Finding Danger Zone Files

Use the File Hotspots page to find frequently-changed files, then investigate their churn patterns.

Developer Churn Patterns

The "Refactoring Hero" Award

CodePulse's Awards system includes a "Refactoring Hero" category that recognizes developers with high churn rates. This celebrates the often-thankless work of:

  • Cleaning up legacy code
  • Paying down tech debt
  • Simplifying complex systems
  • Removing dead code

Individual Churn Context

Different developers naturally have different churn patterns based on their roles:

  • New feature developers: Lower churn (mostly additions)
  • Platform/infrastructure engineers: Higher churn (lots of refactoring and optimization)
  • Bug fixers: Moderate churn (targeted changes)
  • Tech debt specialists: High churn (cleanup focused)

Don't compare developers' churn rates directly—compare them to their own historical patterns and their assigned work type.

Team Strategies

Allocating Refactoring Time

If your churn is consistently low (<20%) for a mature codebase, you may not be investing enough in maintenance:

  • 20% rule: Allocate roughly 20% of sprint capacity to tech debt and refactoring
  • Boy scout rule: Leave code better than you found it (small improvements with each PR)
  • Tech debt sprints: Periodic dedicated cleanup sprints

Tracking Tech Debt Paydown

Use churn trends to validate that tech debt investment is happening:

  • After a "tech debt week," churn should spike temporarily
  • Consistent moderate churn (25-35%) suggests healthy maintenance cadence
  • Persistently low churn despite known debt suggests it's being deprioritized

Communicating Churn Value

Refactoring work is often invisible to stakeholders.
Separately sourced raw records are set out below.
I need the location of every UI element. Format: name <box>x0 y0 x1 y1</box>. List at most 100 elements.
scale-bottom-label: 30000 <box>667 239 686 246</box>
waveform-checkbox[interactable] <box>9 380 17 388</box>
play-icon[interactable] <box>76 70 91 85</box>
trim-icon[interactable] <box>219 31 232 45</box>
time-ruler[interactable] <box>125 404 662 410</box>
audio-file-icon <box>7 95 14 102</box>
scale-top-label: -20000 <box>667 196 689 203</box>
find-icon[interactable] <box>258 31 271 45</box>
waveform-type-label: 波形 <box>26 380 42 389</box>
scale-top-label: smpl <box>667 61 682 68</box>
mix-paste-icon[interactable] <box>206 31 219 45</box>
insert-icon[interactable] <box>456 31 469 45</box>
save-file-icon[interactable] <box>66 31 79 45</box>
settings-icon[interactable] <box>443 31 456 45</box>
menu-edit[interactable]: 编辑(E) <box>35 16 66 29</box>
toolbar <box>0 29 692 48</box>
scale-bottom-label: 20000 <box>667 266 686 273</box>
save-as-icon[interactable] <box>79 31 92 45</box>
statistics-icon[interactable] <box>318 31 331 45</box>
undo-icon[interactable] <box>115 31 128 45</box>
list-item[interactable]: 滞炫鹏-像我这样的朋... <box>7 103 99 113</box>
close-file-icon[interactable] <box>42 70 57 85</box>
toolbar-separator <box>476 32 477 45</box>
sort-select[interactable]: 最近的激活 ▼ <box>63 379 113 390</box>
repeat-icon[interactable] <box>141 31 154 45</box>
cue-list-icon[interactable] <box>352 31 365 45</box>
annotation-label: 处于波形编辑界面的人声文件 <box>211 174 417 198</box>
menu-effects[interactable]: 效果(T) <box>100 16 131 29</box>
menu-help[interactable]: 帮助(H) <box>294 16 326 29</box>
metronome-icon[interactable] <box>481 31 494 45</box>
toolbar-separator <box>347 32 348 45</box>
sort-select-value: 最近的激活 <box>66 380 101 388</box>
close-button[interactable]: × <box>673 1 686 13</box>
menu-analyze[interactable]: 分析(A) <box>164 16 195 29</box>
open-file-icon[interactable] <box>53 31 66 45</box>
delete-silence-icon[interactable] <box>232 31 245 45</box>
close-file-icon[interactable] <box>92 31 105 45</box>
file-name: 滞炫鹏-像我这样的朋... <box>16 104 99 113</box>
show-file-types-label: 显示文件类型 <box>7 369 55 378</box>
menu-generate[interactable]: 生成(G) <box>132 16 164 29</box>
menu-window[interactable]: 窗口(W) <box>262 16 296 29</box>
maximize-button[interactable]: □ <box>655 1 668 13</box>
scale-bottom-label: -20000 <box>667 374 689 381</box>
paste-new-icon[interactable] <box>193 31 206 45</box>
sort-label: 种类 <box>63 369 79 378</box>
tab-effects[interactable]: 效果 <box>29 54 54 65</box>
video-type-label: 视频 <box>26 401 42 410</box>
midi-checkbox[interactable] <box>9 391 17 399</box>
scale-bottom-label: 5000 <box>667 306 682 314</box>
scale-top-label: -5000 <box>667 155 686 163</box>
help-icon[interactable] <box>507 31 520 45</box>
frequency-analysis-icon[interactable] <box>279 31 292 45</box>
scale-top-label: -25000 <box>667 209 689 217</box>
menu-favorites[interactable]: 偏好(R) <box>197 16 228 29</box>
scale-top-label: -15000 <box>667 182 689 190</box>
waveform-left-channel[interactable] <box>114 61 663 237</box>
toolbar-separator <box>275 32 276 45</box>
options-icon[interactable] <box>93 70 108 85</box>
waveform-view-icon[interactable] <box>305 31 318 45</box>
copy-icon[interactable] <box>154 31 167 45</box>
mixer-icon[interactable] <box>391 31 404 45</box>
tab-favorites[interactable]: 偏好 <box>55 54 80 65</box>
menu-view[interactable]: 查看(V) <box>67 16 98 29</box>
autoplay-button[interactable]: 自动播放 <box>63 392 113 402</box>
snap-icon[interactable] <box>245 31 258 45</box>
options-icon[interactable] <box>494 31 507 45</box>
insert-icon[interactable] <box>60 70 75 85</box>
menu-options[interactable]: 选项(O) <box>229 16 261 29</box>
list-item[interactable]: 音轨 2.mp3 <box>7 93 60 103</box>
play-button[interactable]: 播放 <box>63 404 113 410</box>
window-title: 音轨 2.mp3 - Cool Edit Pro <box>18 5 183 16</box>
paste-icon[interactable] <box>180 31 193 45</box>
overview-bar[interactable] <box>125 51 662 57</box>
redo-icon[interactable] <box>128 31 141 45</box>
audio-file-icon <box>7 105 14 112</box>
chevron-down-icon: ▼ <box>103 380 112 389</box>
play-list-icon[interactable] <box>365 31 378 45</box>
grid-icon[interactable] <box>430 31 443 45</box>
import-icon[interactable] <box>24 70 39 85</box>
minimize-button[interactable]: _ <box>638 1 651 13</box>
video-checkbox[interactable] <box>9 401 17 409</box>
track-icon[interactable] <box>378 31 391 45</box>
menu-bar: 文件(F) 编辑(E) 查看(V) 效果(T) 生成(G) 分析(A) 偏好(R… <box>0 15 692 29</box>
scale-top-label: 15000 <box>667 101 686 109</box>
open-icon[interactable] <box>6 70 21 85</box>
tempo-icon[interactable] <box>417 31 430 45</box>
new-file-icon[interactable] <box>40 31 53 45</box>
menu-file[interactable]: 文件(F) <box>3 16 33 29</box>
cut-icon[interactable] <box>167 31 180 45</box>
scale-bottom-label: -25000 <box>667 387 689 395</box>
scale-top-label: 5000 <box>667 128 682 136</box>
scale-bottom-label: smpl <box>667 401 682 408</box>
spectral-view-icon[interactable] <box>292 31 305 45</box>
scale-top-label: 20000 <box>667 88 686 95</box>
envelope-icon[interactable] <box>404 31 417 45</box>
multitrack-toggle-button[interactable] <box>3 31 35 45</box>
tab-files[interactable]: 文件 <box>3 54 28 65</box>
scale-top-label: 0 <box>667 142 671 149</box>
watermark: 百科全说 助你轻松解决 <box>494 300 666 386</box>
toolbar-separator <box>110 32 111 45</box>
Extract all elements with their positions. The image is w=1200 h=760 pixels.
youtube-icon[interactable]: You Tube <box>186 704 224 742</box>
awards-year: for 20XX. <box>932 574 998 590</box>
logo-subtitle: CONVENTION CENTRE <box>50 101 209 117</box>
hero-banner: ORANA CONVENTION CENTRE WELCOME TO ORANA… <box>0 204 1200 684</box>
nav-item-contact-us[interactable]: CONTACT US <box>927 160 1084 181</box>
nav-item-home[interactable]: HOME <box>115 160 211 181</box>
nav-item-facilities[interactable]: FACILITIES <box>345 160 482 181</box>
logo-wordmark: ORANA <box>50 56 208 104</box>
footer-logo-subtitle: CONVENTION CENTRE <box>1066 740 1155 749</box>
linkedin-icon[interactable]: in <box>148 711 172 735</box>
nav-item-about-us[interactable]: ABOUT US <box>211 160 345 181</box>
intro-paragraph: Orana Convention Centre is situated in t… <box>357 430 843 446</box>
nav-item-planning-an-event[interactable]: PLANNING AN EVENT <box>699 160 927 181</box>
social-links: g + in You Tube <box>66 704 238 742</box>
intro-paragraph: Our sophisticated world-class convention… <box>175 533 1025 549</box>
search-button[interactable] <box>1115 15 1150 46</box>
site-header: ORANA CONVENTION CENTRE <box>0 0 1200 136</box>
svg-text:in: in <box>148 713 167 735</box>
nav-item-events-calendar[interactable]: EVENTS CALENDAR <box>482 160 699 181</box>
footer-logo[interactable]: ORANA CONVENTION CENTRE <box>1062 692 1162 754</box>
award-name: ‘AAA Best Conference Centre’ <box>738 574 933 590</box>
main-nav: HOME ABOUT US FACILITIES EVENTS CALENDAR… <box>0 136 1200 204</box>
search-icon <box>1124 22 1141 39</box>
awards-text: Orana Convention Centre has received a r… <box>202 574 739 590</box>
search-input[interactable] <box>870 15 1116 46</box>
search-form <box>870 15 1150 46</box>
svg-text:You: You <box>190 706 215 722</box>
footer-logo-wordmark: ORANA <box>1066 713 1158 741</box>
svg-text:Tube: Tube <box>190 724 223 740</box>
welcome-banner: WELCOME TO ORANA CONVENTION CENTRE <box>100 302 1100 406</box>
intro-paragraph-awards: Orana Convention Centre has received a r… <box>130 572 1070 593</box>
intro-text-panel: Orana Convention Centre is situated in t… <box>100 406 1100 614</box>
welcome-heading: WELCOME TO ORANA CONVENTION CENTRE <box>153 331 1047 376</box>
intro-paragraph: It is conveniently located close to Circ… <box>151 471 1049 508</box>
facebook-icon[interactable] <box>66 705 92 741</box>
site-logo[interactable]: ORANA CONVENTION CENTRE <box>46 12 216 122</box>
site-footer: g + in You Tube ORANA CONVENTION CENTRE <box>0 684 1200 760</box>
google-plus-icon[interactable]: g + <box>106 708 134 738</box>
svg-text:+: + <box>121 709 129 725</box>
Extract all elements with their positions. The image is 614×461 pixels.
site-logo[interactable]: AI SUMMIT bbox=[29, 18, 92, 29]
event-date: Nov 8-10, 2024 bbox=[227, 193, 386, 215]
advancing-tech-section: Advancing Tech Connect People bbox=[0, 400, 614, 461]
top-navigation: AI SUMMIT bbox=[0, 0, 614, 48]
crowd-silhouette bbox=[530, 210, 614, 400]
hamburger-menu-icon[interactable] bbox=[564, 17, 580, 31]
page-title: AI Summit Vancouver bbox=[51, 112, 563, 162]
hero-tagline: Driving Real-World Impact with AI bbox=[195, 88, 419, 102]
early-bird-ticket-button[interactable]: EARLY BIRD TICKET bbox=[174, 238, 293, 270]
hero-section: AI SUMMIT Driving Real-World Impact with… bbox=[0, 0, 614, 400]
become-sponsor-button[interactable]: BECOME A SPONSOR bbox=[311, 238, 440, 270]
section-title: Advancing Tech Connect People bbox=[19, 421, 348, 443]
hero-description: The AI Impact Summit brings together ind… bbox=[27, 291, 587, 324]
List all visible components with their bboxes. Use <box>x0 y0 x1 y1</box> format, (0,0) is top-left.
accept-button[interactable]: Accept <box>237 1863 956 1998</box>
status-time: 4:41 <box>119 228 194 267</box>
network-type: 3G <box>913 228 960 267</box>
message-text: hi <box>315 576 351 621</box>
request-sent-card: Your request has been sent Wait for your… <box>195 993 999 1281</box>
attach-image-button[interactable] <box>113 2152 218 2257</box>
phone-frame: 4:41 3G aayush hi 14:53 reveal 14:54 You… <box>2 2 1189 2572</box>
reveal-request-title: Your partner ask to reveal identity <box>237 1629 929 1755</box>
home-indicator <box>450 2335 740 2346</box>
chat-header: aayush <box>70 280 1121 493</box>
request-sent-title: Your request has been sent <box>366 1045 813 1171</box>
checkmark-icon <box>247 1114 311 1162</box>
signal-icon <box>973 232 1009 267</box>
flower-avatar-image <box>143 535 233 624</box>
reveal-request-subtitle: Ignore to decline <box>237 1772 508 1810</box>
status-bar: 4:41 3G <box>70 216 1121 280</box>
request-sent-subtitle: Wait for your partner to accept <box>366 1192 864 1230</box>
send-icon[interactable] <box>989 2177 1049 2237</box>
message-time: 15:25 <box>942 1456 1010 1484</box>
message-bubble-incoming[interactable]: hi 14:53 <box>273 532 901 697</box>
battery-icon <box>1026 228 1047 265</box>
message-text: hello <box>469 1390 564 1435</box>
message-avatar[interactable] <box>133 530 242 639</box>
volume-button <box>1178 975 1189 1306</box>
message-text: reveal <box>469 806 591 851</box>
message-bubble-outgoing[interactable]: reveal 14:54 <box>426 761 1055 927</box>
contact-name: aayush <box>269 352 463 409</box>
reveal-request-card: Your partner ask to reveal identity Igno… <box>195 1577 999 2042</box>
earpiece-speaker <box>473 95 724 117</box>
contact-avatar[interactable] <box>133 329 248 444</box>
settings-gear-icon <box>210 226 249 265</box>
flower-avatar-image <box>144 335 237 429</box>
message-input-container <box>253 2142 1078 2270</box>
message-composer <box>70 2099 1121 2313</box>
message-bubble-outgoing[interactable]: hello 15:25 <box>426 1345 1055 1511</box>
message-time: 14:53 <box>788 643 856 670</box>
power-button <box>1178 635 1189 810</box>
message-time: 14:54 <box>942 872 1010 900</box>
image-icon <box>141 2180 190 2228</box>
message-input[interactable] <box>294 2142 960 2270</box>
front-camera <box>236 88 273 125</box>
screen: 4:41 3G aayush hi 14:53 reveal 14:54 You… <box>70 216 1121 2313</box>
Use churn data to demonstrate value:

Example: Communicating Churn Value to Stakeholders

Engineering Manager

"This quarter, our Refactoring Heroes removed 12,000 lines of legacy code while maintaining all functionality. This represents a 15% reduction in codebase complexity, making future development faster and reducing bug surface area."

Warning Signs to Watch

  • Churn dropping to near zero: May indicate all effort going to features, accumulating debt
  • Churn spiking without explanation: Investigate—could be thrashing or scope changes
  • Same files churning repeatedly: Unstable area needing architectural attention
  • High churn + high bug rate: Changes aren't improvements, they're chasing problems

Combining with Other Metrics

Churn is most valuable when combined with:

  • Test failure rate: High churn + stable tests = good refactoring. High churn + test failures = risky changes.
  • Cycle time: High churn PRs often take longer to review— plan accordingly.
  • Risk score: Large deletions in critical paths warrant extra review scrutiny.